Invasive species now occupy most of Ray’s time. He travels worldwide to discover how exotic invaders dominate habitats and suppress native species, examining the invaders in both their original and new environments. The absence of organisms that keep them in check in their native habitats may explain their success. Positive interactions in the new environment could also play a role. Ray works closely with researchers from Europe, the source of many U.S. invasive species. Since 2005, 28 visiting scientists from five continents have worked in his lab. Ray has also taught in six countries. “I’m a good collaborator,” Ray says. “I have fun doing this science, and I work with a lot of people, which makes me look more productive than I am. I enjoy the human aspect of my job.” Students steered Ray toward invasive species, which happen purposely and accidentally. “Some threaten food for cattle, while others kill native species we want to preserve. It’s not getting better.” Primarily a researcher, Ray loves teaching and welcomes students at all levels to his lab. “My undergraduate research at Westmont made me think it’s a great thing for students,” he says.

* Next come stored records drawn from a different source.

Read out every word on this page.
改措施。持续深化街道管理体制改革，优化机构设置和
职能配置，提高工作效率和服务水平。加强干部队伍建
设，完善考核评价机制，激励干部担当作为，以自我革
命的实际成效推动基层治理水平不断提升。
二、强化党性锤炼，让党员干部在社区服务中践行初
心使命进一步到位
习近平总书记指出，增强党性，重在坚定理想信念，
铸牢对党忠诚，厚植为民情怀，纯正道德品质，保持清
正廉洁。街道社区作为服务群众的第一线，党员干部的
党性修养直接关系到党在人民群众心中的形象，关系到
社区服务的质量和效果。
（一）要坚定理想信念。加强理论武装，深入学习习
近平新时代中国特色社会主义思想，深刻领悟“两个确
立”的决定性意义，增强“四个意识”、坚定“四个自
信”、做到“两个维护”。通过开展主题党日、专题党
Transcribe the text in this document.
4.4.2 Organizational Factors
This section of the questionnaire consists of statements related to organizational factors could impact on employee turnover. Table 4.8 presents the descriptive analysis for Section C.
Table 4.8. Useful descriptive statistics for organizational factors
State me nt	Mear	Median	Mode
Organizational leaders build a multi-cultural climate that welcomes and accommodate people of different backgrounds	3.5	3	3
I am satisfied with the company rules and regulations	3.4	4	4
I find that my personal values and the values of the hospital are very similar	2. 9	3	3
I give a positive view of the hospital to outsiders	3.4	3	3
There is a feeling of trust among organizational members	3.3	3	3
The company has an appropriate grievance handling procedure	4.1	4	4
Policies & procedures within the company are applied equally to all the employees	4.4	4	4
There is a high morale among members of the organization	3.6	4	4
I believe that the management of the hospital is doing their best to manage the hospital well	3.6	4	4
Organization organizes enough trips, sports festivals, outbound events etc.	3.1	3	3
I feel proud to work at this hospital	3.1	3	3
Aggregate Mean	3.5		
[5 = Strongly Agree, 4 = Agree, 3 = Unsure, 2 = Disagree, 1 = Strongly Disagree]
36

One of the few Regents Professors at UM, Ray was nominated for a MacArthur genius grant in 2012. Thomson Reuters has recognized him as a Highly Cited Scientist and one of the World’s Most Influential Scientific Minds. He manages a five-year, $25 million research grant in environmental science for the entire Montana University System.

Ray bristles at the assumption that ecologists are activists. “Ecology has nothing to do with environmental activism,” he says. “It’s a science, the study of how nature works, and it’s inextricably linked to evolution. I don’t like to see it co-opted by environmental activists.”